В дверь поскреблись.

– Заходи, Окрошка. У меня для тебя поручение имеется.

– Внимаю, Ляксеич… О, блин! – Окрошка застыл на пороге, как соляной столб, вытаращив глаза и открыв рот от изумления. Он на время потерял дар речи, – А где… товарищ Сидоров?

– Не придуривайся, Окрошка, – сказал Сидоров.

– Ляксеич?

– Да я это, я.

– Ляксеич. Зачем ты это?.. Ты покинуть нас решил? Почему? Чем мы перед тобой провинились? Что не так сделали?.. А этого, – Окрошка указал на Альфреда и сверкнул глазами, – этого родственника вместо себя?! Так не пойдёт. У нас какая-никакая, а демократия…

– Нет, Окрошка, не покидаю я вас. Всё будет по-прежнему. Схожу кое-куда и вернусь. Дело у меня в городе образовалось.

– Не врёшь?

– Не вру. Куда я от вас денусь? Говорю же, дело одно сделаю и снова стану бороду отращивать.

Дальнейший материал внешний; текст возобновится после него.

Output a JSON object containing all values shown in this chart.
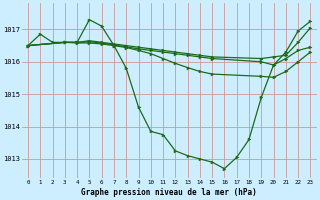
{
  "title": "Graphe pression niveau de la mer (hPa)",
  "bg_color": "#cceeff",
  "grid_color": "#cc9999",
  "line_color": "#1a6b1a",
  "xlim": [
    -0.5,
    23.5
  ],
  "ylim": [
    1012.4,
    1017.8
  ],
  "yticks": [
    1013,
    1014,
    1015,
    1016,
    1017
  ],
  "xticks": [
    0,
    1,
    2,
    3,
    4,
    5,
    6,
    7,
    8,
    9,
    10,
    11,
    12,
    13,
    14,
    15,
    16,
    17,
    18,
    19,
    20,
    21,
    22,
    23
  ],
  "series": [
    {
      "x": [
        0,
        1,
        2,
        3,
        4,
        5,
        6,
        7,
        8,
        9,
        10,
        11,
        12,
        13,
        14,
        15,
        16,
        17,
        18,
        19,
        20,
        21,
        22,
        23
      ],
      "y": [
        1016.5,
        1016.85,
        1016.6,
        1016.6,
        1016.6,
        1017.3,
        1017.1,
        1016.5,
        1015.8,
        1014.6,
        1013.85,
        1013.75,
        1013.25,
        1013.1,
        1013.0,
        1012.9,
        1012.7,
        1013.05,
        1013.6,
        1014.9,
        1015.9,
        1016.3,
        1016.95,
        1017.25
      ]
    },
    {
      "x": [
        0,
        3,
        4,
        5,
        6,
        7,
        8,
        9,
        10,
        11,
        12,
        13,
        14,
        15,
        19,
        20,
        21,
        22,
        23
      ],
      "y": [
        1016.5,
        1016.6,
        1016.6,
        1016.65,
        1016.6,
        1016.55,
        1016.5,
        1016.45,
        1016.4,
        1016.35,
        1016.3,
        1016.25,
        1016.2,
        1016.15,
        1016.1,
        1016.15,
        1016.2,
        1016.6,
        1017.05
      ]
    },
    {
      "x": [
        0,
        3,
        4,
        5,
        6,
        7,
        8,
        9,
        10,
        11,
        12,
        13,
        14,
        15,
        19,
        20,
        21,
        22,
        23
      ],
      "y": [
        1016.5,
        1016.6,
        1016.6,
        1016.62,
        1016.58,
        1016.52,
        1016.46,
        1016.4,
        1016.35,
        1016.3,
        1016.25,
        1016.2,
        1016.15,
        1016.1,
        1016.0,
        1015.9,
        1016.1,
        1016.35,
        1016.45
      ]
    },
    {
      "x": [
        0,
        3,
        4,
        5,
        6,
        7,
        8,
        9,
        10,
        11,
        12,
        13,
        14,
        15,
        19,
        20,
        21,
        22,
        23
      ],
      "y": [
        1016.5,
        1016.6,
        1016.58,
        1016.58,
        1016.55,
        1016.5,
        1016.44,
        1016.35,
        1016.25,
        1016.1,
        1015.95,
        1015.82,
        1015.7,
        1015.62,
        1015.55,
        1015.52,
        1015.7,
        1016.0,
        1016.3
      ]
    }
  ]
}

– Ну, это… тогда ладно. Дела, оно понятно…

– Так что? Внимаешь?

– Внимаю, Ляксеич!

– Коцы мне нужно сорок третьего размера. Более-менее приличные. Прямо сейчас. Кто-то из наших дома находится? Кто уже из поиска вернулся?

– Малыша видел, Серёгу Потоцкого, Сестёр Звягинцевых – Ваньку и Андрюху. Ну, Бирюк здесь. Где ему быть ещё? Кстати, Ляксеич, Бирюк совсем оборзел, на работу конкретно забил.

– Окрошка! – укоризненно произнёс Сидоров, – Ты забыл, сколько лет-то ему? Скоро восемьдесят.

– Пенсионер! – презрительно сказал Окрошка, – Что-то пенсии его я в упор не вижу.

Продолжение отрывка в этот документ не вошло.